Have you observed your year-over-year cost-per-acquisitions (CPA) increasing in AdWords? Do you understand why? By only looking in your AdWords account you may have a difficult time pinpointing the reasons for the increases. The answer lies externally — at least partially.

First let’s look at Google Shopping. Last year the number of retailers advertising on Google Shopping was significantly lower. This gave
those participating advertisers the ability to advertise at unheard of CPCs which resulted in very low CPAs. With such strong performance, word spread and other advertisers wanted similar results. In fact advertisers increased their investment in product listing ads by 300%. At the same time Google has been aggressively testing the product listing ad positioning which has helped increase PLA click-through-rates by 6%. This increased participation by advertisers plus Google’s changes has led to the average cost-per-click for PLAs to increase by a staggering 141%.

These changes by Google to how the product listing ads appear on the search pages has also effected text ads. Before PLAs became prominent, text ads with an average position of 3, 4, or even 5 had the potential to perform well (albeit the volume would be lower than an ad in top position). As PLAs began appearing in the right column of the search page the text ads that had been at the top were now being pushed further down the page to areas that would have formerly been considered position 6+. Advertisers saw a 13% decrease in the click-through-rates for text ads. This effectively made the top positions even more desirable. Competition for these positions increased and the cost-per-click for text ads increased 21%.

To put this in perspective take the following example:

An advertiser is spending $5,000 per month in AdWords.
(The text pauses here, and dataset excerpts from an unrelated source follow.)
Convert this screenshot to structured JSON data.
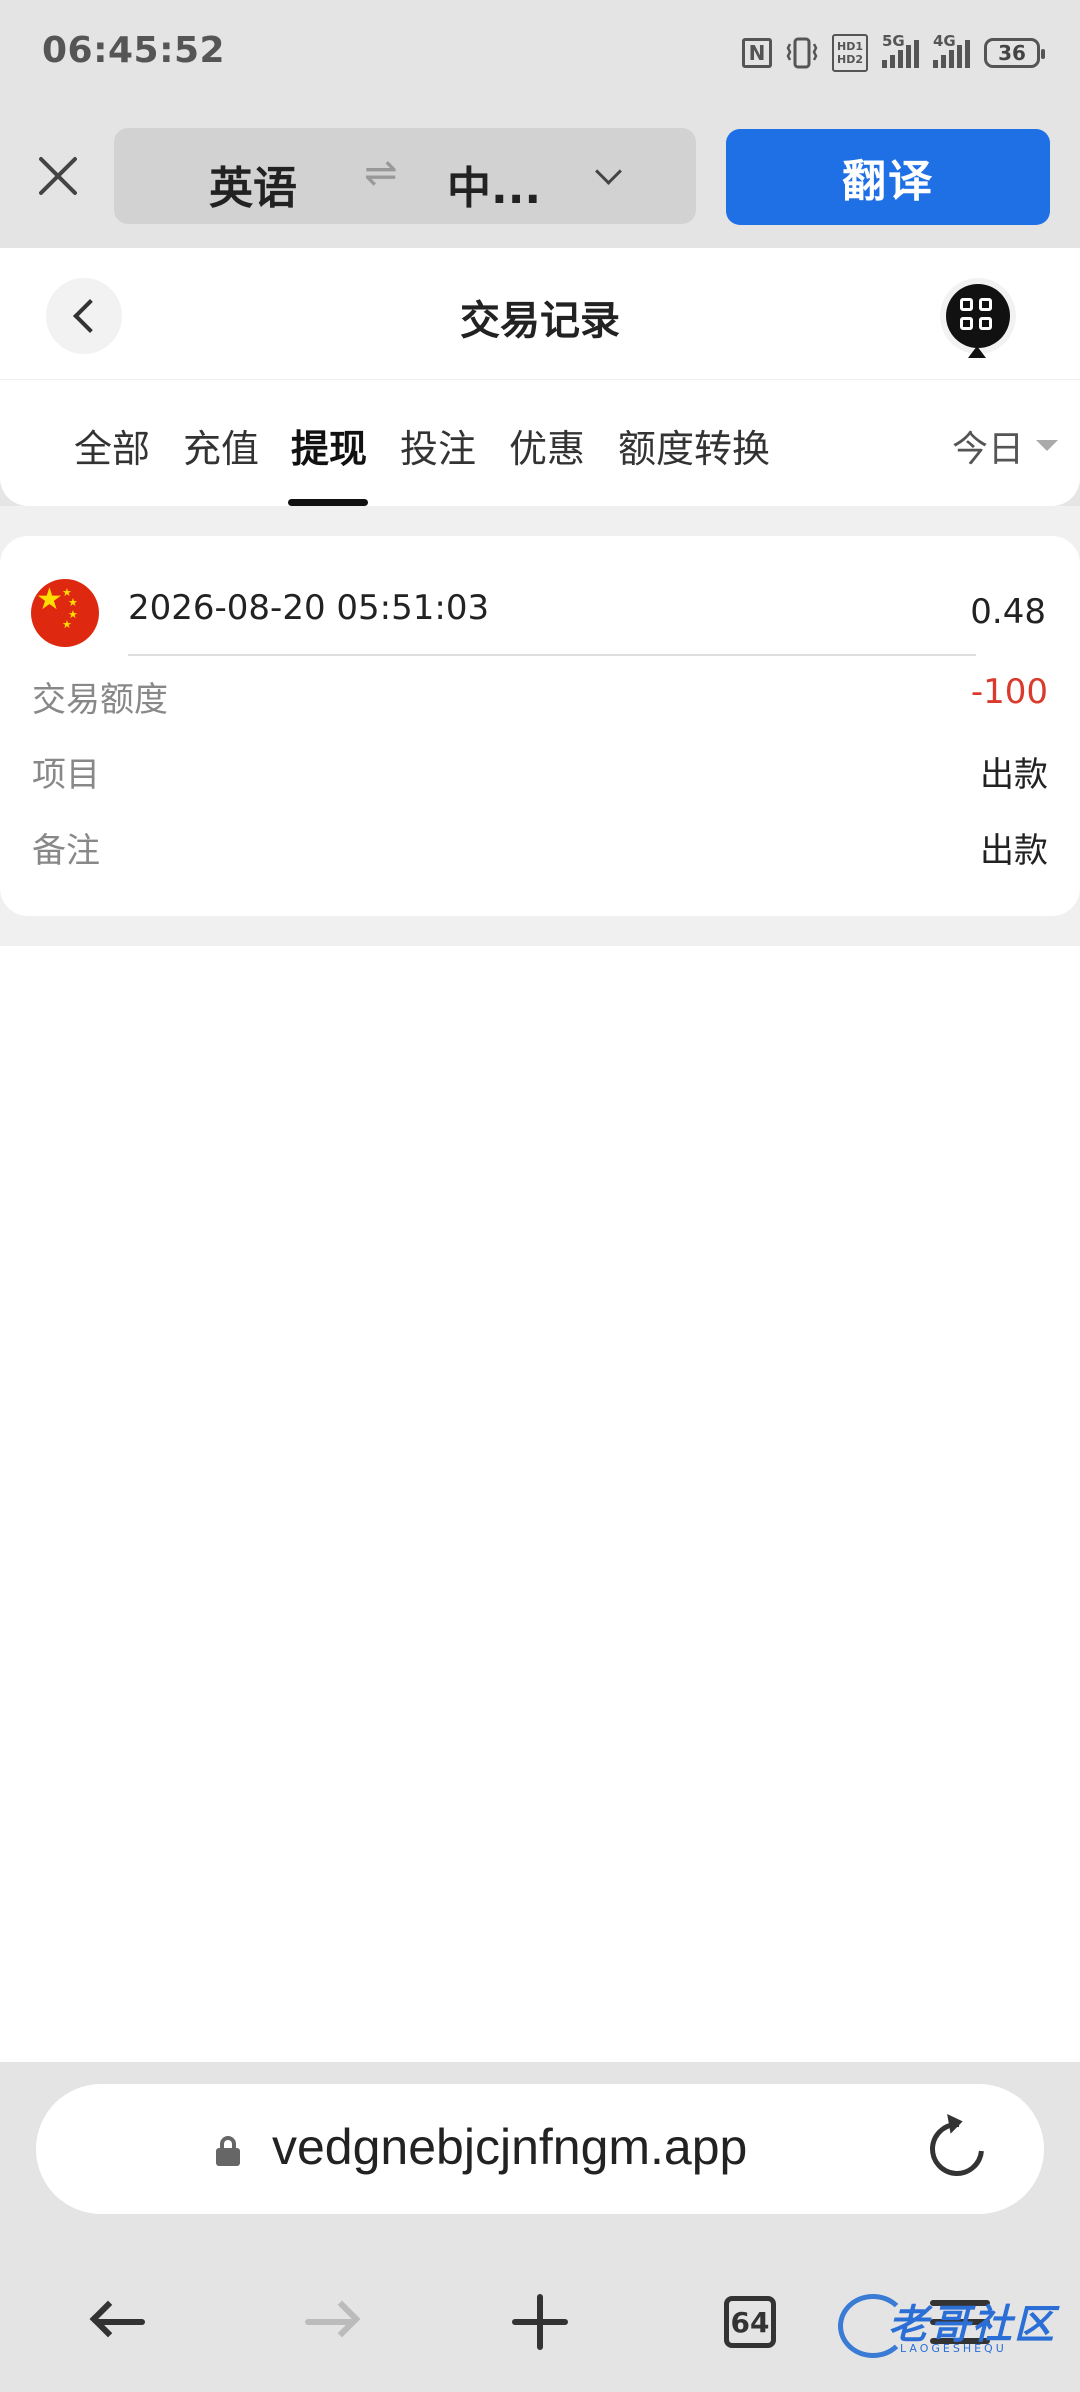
{
  "status_bar": {
    "time": "06:45:52",
    "nfc_label": "N",
    "hd_line1": "HD1",
    "hd_line2": "HD2",
    "net1": "5G",
    "net2": "4G",
    "battery": "36"
  },
  "translate_bar": {
    "source_lang": "英语",
    "swap_symbol": "⇌",
    "target_lang": "中...",
    "translate_button": "翻译"
  },
  "header": {
    "title": "交易记录"
  },
  "tabs": [
    "全部",
    "充值",
    "提现",
    "投注",
    "优惠",
    "额度转换"
  ],
  "active_tab_index": 2,
  "date_filter": "今日",
  "record": {
    "datetime": "2026-08-20 05:51:03",
    "amount": "0.48",
    "rows": [
      {
        "label": "交易额度",
        "value": "-100"
      },
      {
        "label": "项目",
        "value": "出款"
      },
      {
        "label": "备注",
        "value": "出款"
      }
    ]
  },
  "browser": {
    "url": "vedgnebjcjnfngm.app",
    "tab_count": "64"
  },
  "watermark": {
    "text": "老哥社区",
    "subtext": "LAOGESHEQU"
  },
  "colors": {
    "accent": "#1f6fe5",
    "negative": "#d93a2b"
  }
}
They have allocated $3,500 towards text ads and $1,500 towards PLAs and their site has a conversion rate of 2.25% and their average margins are 45%.

There are a number of steps that can be taken to not just mitigate these increases in costs but to thrive. In this fictitious example, if all things remained equal year-over-year profits for June would have decreased over $10k — a significant sum for many advertisers. Here are five ideas to help lower your CPA now.

Google Shopping PLAs

  1. Create segmented campaigns with various bidding tiers based on best sellers and high margins.
  2. Target lower volume and lower margin items in campaigns with low bids.
  3. Run search query reports to harvest negative keywords to exclude.
  4. Utilize the product level data to bid up, down, or exclude products.
  5. Ensure your feed is error free and that all products are eligible to show. More products in the feed means more opportunity.

Text Ads

  1. Create segmented campaigns utilizing a long tail keyword strategy.
  2. Optimize your campaigns geographically. For example, instead of targeting the US, target all 50 states and the District of Columbia. This provides more opportunities to optimize bids based on location.
  3. Use day-parting to optimize your ads to show during the most profitable times of the day and week.
  4. Continually test ad copy. Small incremental improvements to CTR and conversion rates can add up to big gains over time.
  5. Remarket using dynamic remarketing for those visitors who have not yet purchased, traditional remarketing campaigns for past customers, and RLSA campaigns for all visitors.